Le Dilemme du prisonnier
de François Lepage

critiqué par Libris québécis, le 31 décembre 2013
(Montréal - 82 ans)


La note:  étoiles
Du collectif et de l'ndividu
Le film Les Faussaires illustre parfaitement la ligne discursive de François Lepage dans Le Dilemme du prisonnier. Devons-nous agir en fonction d'intérêts personnels ou en fonction d'intérêts communs ? La question touche des cordes particulièrement sensibles, d'autant plus que certaines situations remettent en cause les valeurs séculaires de la collectivité. Cette dernière doit-elle s'adapter aux nouvelles donnes ou se replier pour défendre son patrimoine intellectuel ?

François Lepage analyse la trajectoire suivie par l'individu appelé à adapter ou non son comportement aux circonstances. Le scénariste des Faussaires a mieux traité de la problématique en ne s’en tenant qu'à un seul cas, celui des juifs condamnés au camp de la mort, qui se demandaient s’ils devaient participer à de la contrefaçon pour le compte du régime nazi afin de sauver leur vie. La résolution du dilemme les a placés devant un nœud gordien. En fait, devaient-ils agir en fonction de la morale ou en fonction de la rationalité qui leur épargnerait la mort sur-le-champ. Quant à François Lepage, il a cherché des exemples dans tous les continents pour illustrer qu’une conduite consensuelle produit une plus grande harmonie, selon la théorie des jeux utilisée en mathématiques, appelée plus populairement le dilemme du prisonnier.

François Lepage examine cette dichotomie à travers un professeur français qui préconise l'islam dans une université américaine, et une écologiste qui œuvre en Afghanistan pour une ONG, dirigée par un trafiquant de drogue soumis aux caprices d'un mollah sanguinaire.
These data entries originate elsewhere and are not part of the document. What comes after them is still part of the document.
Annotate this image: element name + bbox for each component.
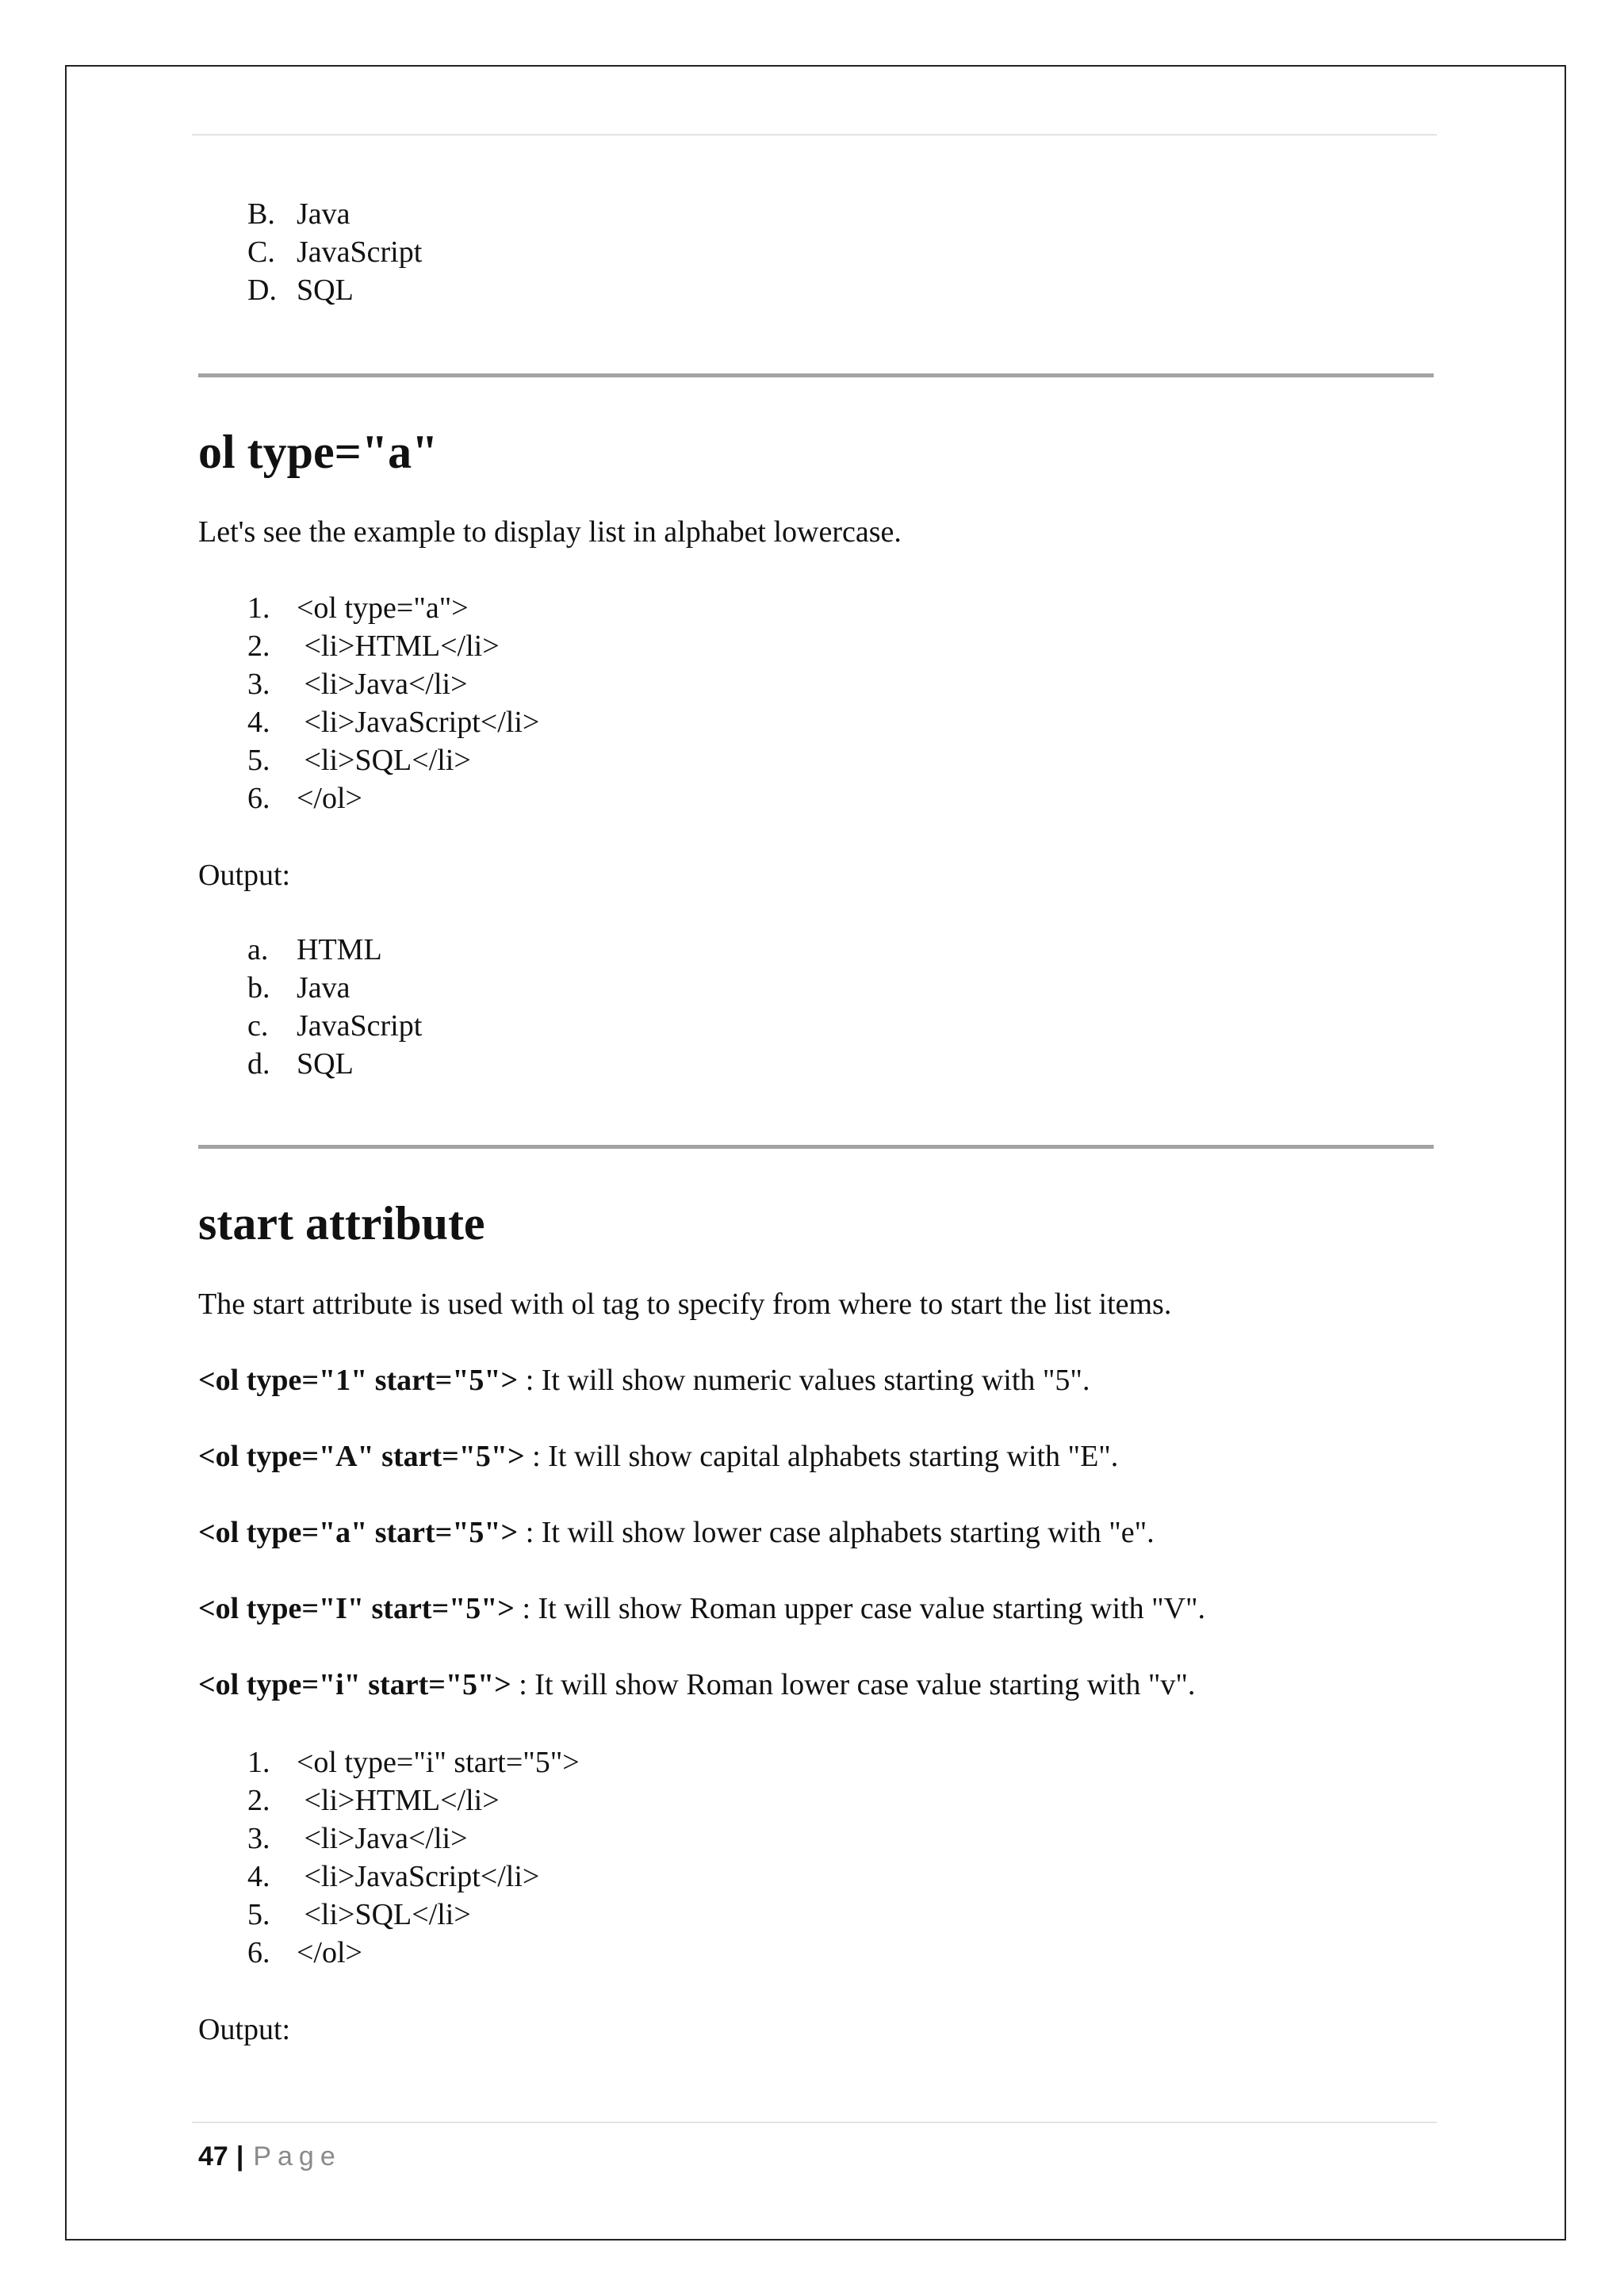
section-intro: The start attribute is used with ol tag to specify from where to start the list items. [198,1288,1172,1321]
rule-desc: : It will show Roman upper case value starting with "V". [514,1592,1206,1625]
line-number: 4. [247,1860,270,1893]
line-number: 3. [247,1822,270,1855]
list-text: SQL [297,1047,354,1081]
start-rule [198,1594,1205,1624]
Religion, politique et aide humanitaire sont interpellées sur les choix à privilégier. Leurs actions ne peuvent loger à l'enseigne de la neutralité. Chacun apprend à ses dépens que la liberté est soumise à la susceptibilité des agents qui gravitent autour des pouvoirs de tout ordre.

La technicité véhiculée par ce roman est incarnée à travers une fiction qui délaisse les émotions des personnages pour se consacrer uniquement aux prémisses de la conduite humaine. Il en résulte un roman froid, hormis le passage de la douanière en pantoufles Snoopy qu'elle porte à cause de son obésité après un recours judiciaire qui a établi la primauté des besoins individuels au détriment des normes établies. Ce roman est certes d'un grand intérêt, mais sa facture romanesque souffre de son didactisme jusqu’à son dénouement en quatre points pour que le lecteur apprécie les conséquences des choix que nous faisons. L'élégance de l'écriture donne heureusement à l'ensemble une viabilité qui milite en sa faveur.